All Aycock’s dogs rushed down the bank and started barking at him. Mrs. Moody was already saying, “Oscar Moody, come back here. You’re fifty-five years old, had a warning about your blood pressure, suffer from dust and hay fever, and insisted on wearing your best seersucker today, You stay put—you hear me? You can give those boys directions—”

“Stand back!” called Judge Moody. “Away from that car!”

“Grab it!” shrieked Mrs. Moody.

Jack bent his head studiously toward the hood, put his ear next to it. “Nothing to worry about here!” he called. “It’s her own original sweet-singing engine this Buick’s travelling on, and not much hotter than I am.”
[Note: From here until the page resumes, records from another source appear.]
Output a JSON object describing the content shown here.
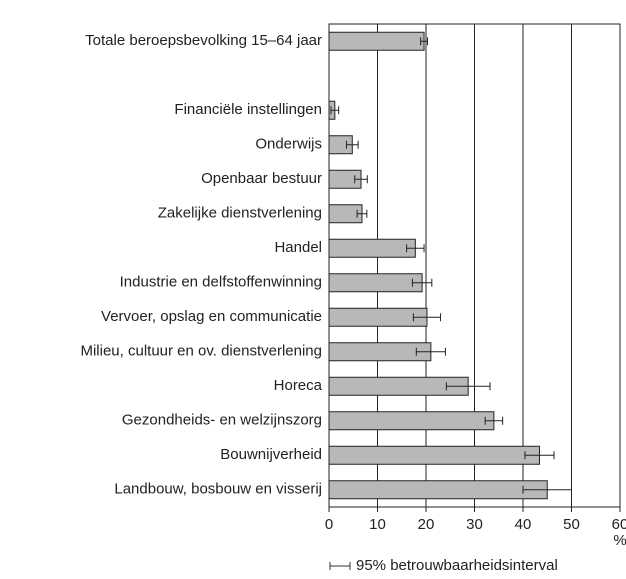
{
  "chart_data": {
    "type": "hbar",
    "categories": [
      "Totale beroepsbevolking  15–64 jaar",
      null,
      "Financiële instellingen",
      "Onderwijs",
      "Openbaar bestuur",
      "Zakelijke dienstverlening",
      "Handel",
      "Industrie en delfstoffenwinning",
      "Vervoer, opslag en communicatie",
      "Milieu, cultuur en ov. dienstverlening",
      "Horeca",
      "Gezondheids- en welzijnszorg",
      "Bouwnijverheid",
      "Landbouw, bosbouw en visserij"
    ],
    "values": [
      19.6,
      null,
      1.2,
      4.8,
      6.6,
      6.8,
      17.8,
      19.2,
      20.2,
      21.0,
      28.7,
      34.0,
      43.4,
      45.0
    ],
    "errors": [
      0.7,
      null,
      0.8,
      1.2,
      1.3,
      1.0,
      1.8,
      2.0,
      2.8,
      3.0,
      4.5,
      1.8,
      3.0,
      5.0
    ],
    "color": "#b8b8b8",
    "xlim": [
      0,
      60
    ],
    "xticks": [
      0,
      10,
      20,
      30,
      40,
      50,
      60
    ],
    "grid": true,
    "x_unit": "%",
    "legend_label": "95% betrouwbaarheidsinterval"
  }
}
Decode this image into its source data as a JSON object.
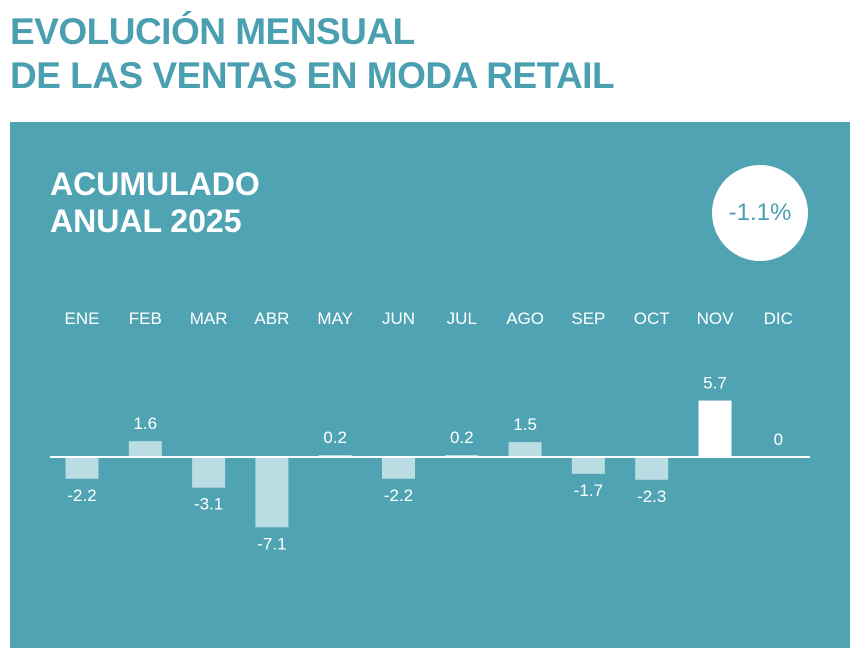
{
  "title_line1": "EVOLUCIÓN MENSUAL",
  "title_line2": "DE LAS VENTAS EN MODA RETAIL",
  "chart_data": {
    "type": "bar",
    "title": "ACUMULADO ANUAL 2025",
    "subtitle_line1": "ACUMULADO",
    "subtitle_line2": "ANUAL 2025",
    "annual_total": "-1.1%",
    "categories": [
      "ENE",
      "FEB",
      "MAR",
      "ABR",
      "MAY",
      "JUN",
      "JUL",
      "AGO",
      "SEP",
      "OCT",
      "NOV",
      "DIC"
    ],
    "values": [
      -2.2,
      1.6,
      -3.1,
      -7.1,
      0.2,
      -2.2,
      0.2,
      1.5,
      -1.7,
      -2.3,
      5.7,
      0
    ],
    "labels": [
      "-2.2",
      "1.6",
      "-3.1",
      "-7.1",
      "0.2",
      "-2.2",
      "0.2",
      "1.5",
      "-1.7",
      "-2.3",
      "5.7",
      "0"
    ],
    "highlight_category": "NOV",
    "colors": {
      "panel": "#50a3b3",
      "bar": "#b9dde3",
      "highlight_bar": "#ffffff",
      "title": "#4a9fb0"
    },
    "grid": false,
    "legend": "none"
  }
}
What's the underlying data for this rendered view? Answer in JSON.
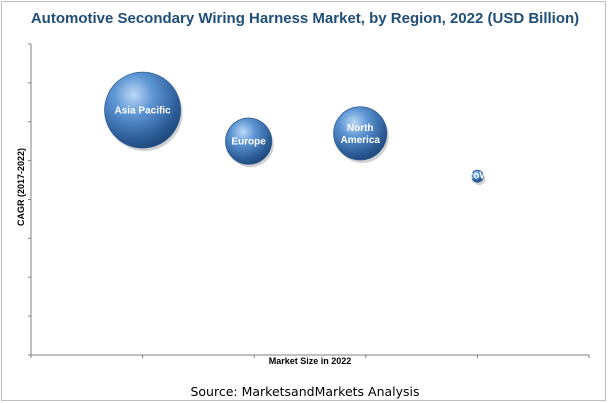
{
  "chart_data": {
    "type": "bubble",
    "title": "Automotive Secondary Wiring Harness Market, by Region, 2022 (USD Billion)",
    "xlabel": "Market Size in 2022",
    "ylabel": "CAGR (2017-2022)",
    "xlim": [
      0,
      10
    ],
    "ylim": [
      0,
      8
    ],
    "axis_tick_labels": false,
    "legend": "none",
    "bubble_color": "#4f86c6",
    "series": [
      {
        "label": "Asia Pacific",
        "x": 2.0,
        "y": 6.3,
        "size": 100
      },
      {
        "label": "Europe",
        "x": 3.9,
        "y": 5.5,
        "size": 37
      },
      {
        "label": "North\nAmerica",
        "x": 5.9,
        "y": 5.7,
        "size": 49
      },
      {
        "label": "RoW",
        "x": 8.0,
        "y": 4.6,
        "size": 2
      }
    ]
  },
  "source": "Source: MarketsandMarkets Analysis"
}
Wrapping his new shirt-tail over his hand, he reached for the radiator cap. The Buick responded by rocking back to front, as if the back and the front end were on the two pans of a balance scale.

“Show that car a trifle more respect!” Mrs. Moody protested.

When Jack took a step back from it, it kept rocking.

“I’m humanly certain I pulled that emergency brake,” Judge Moody said. “If I’m not a complete ass, I pulled it.”

“Judge Moody, you didn’t pull it. And she’s still in gear,” Jack now called back. “But no harm done—your wheels is a hundred percent off the ground.”

“Come back, you heard me. I don’t want to lose you
and
the car! I don’t know where I am or how I’d get home,” Mrs. Moody cried to her husband, while the dogs barked in front of him.

“She didn’t stop for the tree—what’s holding her?” Jack shouted. He dropped to the ground and rolled fast underneath the Buick. He rolled out again and scrambled to his feet. “Let’s all hope he’s planted that one there to stay. Judge Moody, you’re resting on top of the hickory sign my Uncle Nathan’s drove in the ground and donated to the passing public just in time—the paint’s still wet! Well, that was
one
way to stop!” He came trotting to face the road. “I’m ready with my verdict. Here it is. If one living soul adds on to the driving end of that car, or if another living soul is taken away from the hind end—” He raced back to the car, stuck his head in, and said, “Aycock, I got word for you: you can’t get out.”

“Can I sit up to the wheel?” asked Aycock.

“Ride where you are!
Lean back!
” Jack hollered.

“But that leaves us hanging over
nothing
!” Mrs. Moody cried in her husband’s face.

“Well,” said Judge Moody. “One thing sure. A good garage-man had better be sent for
now
, to bring that car down before something more happens to it.”

“But you got a Good Samaritan right here!” Jack called.